Franklin Turner’ museum research was not limited to Western cultures. As we can see in the evening dress above, she was also greatly influenced by the shapes, forms and techniques of art works from various cultures across the globe. Franklin Turner, who was known to print and dye her own fabric, was perhaps at her best when balancing such exotically themed textiles with a fashionable silhouette, as she did early in her career with her critically praised tea gowns.
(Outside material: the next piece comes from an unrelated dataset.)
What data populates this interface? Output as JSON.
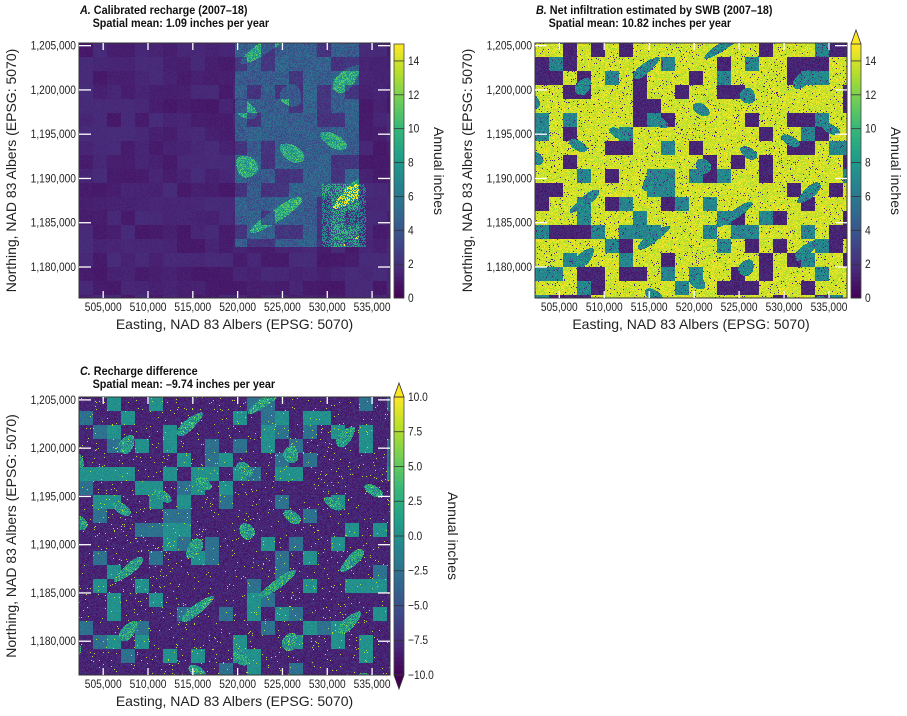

The evening dress pictured above is an example of a non western inspired textile design married with a current profile. From the Parsons Fashion Archive via the Costume Institute at the Metropolitan Museum of Art, the dress is a sumptuous piece made with an elongated bodice of golden hued brocade and a skirt is of sumptuous silk velvet, the quality of which is, rarely if ever, seen today. With an extraordinary rich hand that literally flows around the wearer’s legs the velvet ends in an asymmetrical hemline that was very much on trend toward the end of the 1920’s as the short skirted garb of the flapper transitioned to the long bias cut glamour of 1930’s evening wear. The absence of a defined waistline further signifies the garment’s chicness.
Turner retired from fashion around 1942. Now, nearly seventy years later are we ripe to feel her influence all over again?